In 1935, Muzafer Sherif conducted a series of experiments on the autokinetic effect. If you’re placed in a dark room with only a single point of light at some distance, you will notice that that point of light seems to sway or diverge from its position over time. Sherif placed individuals and small groups of people in rooms and asked them to tell him how far the light was moving.
Over time, groups of individuals modified their opinions after hearing other’s opinions.

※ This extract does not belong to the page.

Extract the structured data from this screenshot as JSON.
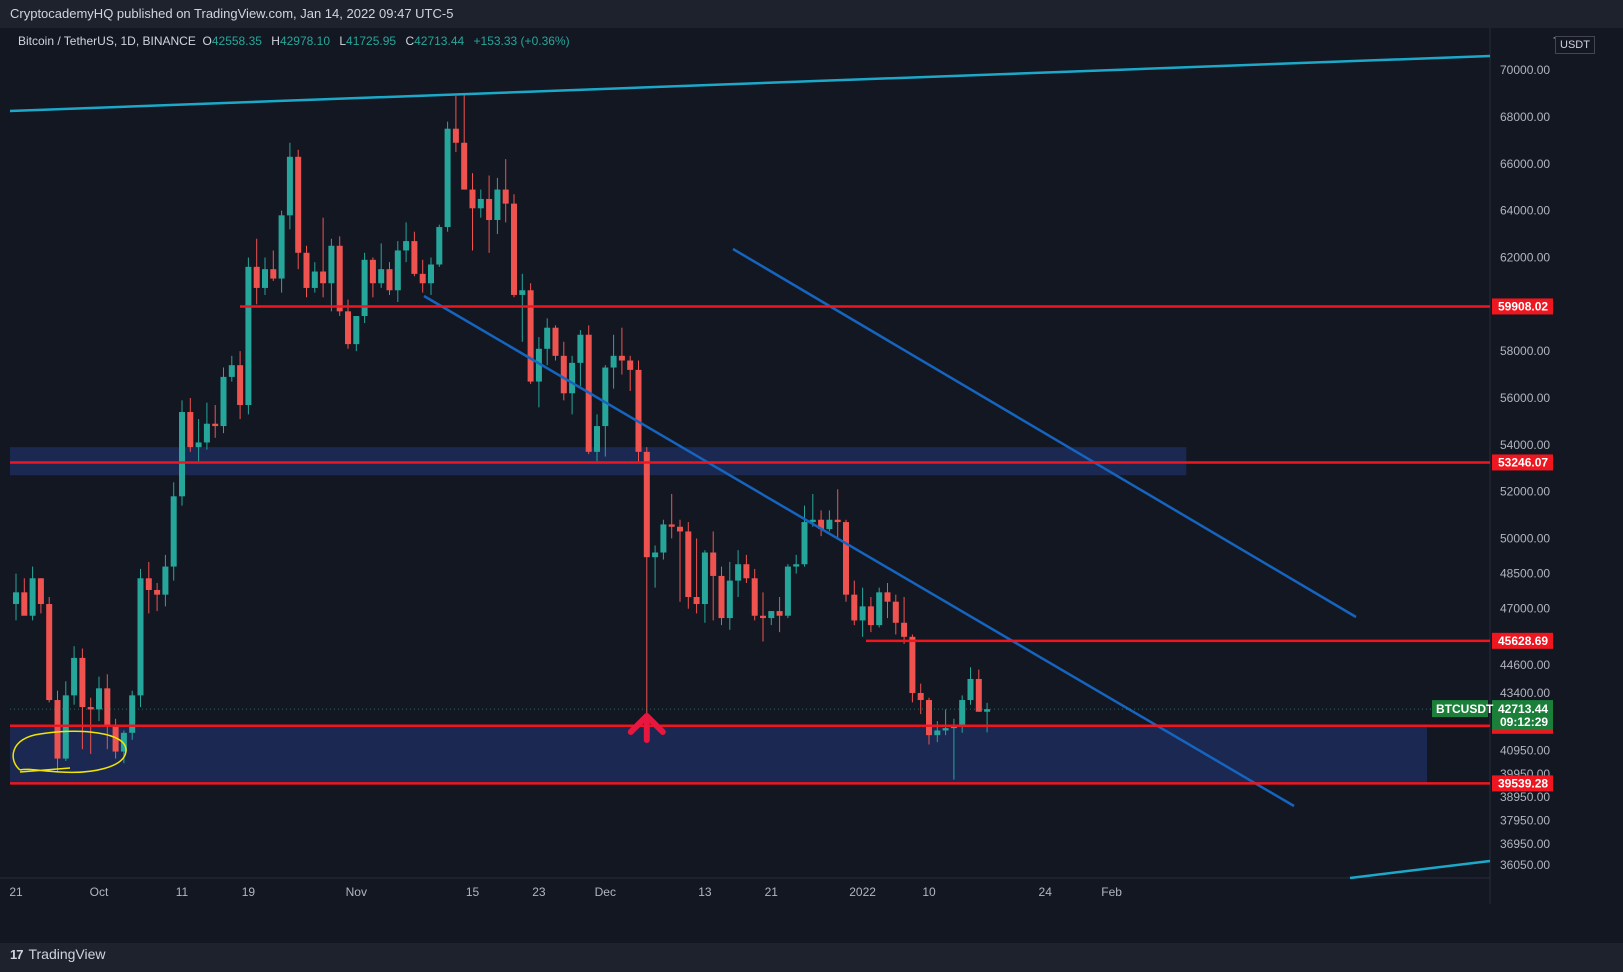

One person says that the light is moving two inches, the other person says it is moving a foot; the first person changes his estimate so that the light is now moving four inches, and the second now changes his estimate accordingly. The groups reached a group consensus on how far the light was moving.
The kicker, of course, is that the light wasn’t moving at all. The people in the experiment were adjusting their own stated perceptions based on the opinions of others in the group. This was one of the earliest experiments in social proofing. Solomon Asch conducted some similar, fascinating experiments in the 1950s.
In college I took an infamous class called “Thinking about Thinking.” In one lecture, Robert Nozick talked about a practical joke he played on an expectant mother who was of the crystal therapy set.
He said, “Sloppy thinking tends to congregate. Where you find one bad idea, you’ll find others. I was once speaking with this woman who lectured me at length on the healing power of crystal structures. On a sudden whim, I told her that I was doing research that proved that a child’s personality was determined by the structure of mineral nearest the baby at the moment it was born. Ergo, you have to make sure the right type of rock is present whenever a baby is born. The woman didn’t question me. She listened carefully and told me that the research was fascinating and that I should continue it. She didn’t tell me, as was the case, that it was an utterly silly idea with no basis in fact.”
Now the Internet of infinite ideas has a dark side. And it’s a dark side that is historically novel.
The Internet aggregates sloppy thinking. And it does so at a magnitude impossible before its invention.
Facebook’s recently updated algorithm reinforces content that your friends have already liked. It doesn’t matter whether the content is correct or not; it only matters whether the content is Liked and Shared.
Facebook is the rule, not the exception. Regardless of whatever bizarre crackpot notion you might entertain, there are a hundred people on the Internet who have already started an online forum to discuss and support and social proof you in your weird assumptions.
Before the Internet, all your social proof had to come from local friends and family and neighbors. People within earshot. And so your chances of getting a diverging variety of proofing opinions was far higher. But today, with the modern Internet, amateur groupthink replaces scientific consensus, and everyone with an open browser is a self-anointed expert.
Real experts address epidemics very differently than random people on the Internet. John Snow’s chart suggests that the water supply near Broad Street in London was the source of an 1854 cholera epidemic. Jonas Salk’s 1952 polio vaccine was scientifically tested in the Francis field trials before it was made available to all schoolchildren. And in 1983, Harald zur Hausen described the HPV viruses that can cause most cervical cancers. His work paved the way for development of a vaccine.
I suggest that social proof of nonscientific principles predisposes a population to epidemics. In other words, endemic misinformation is a necessary precondition for “eradicated” diseases to make a comeback.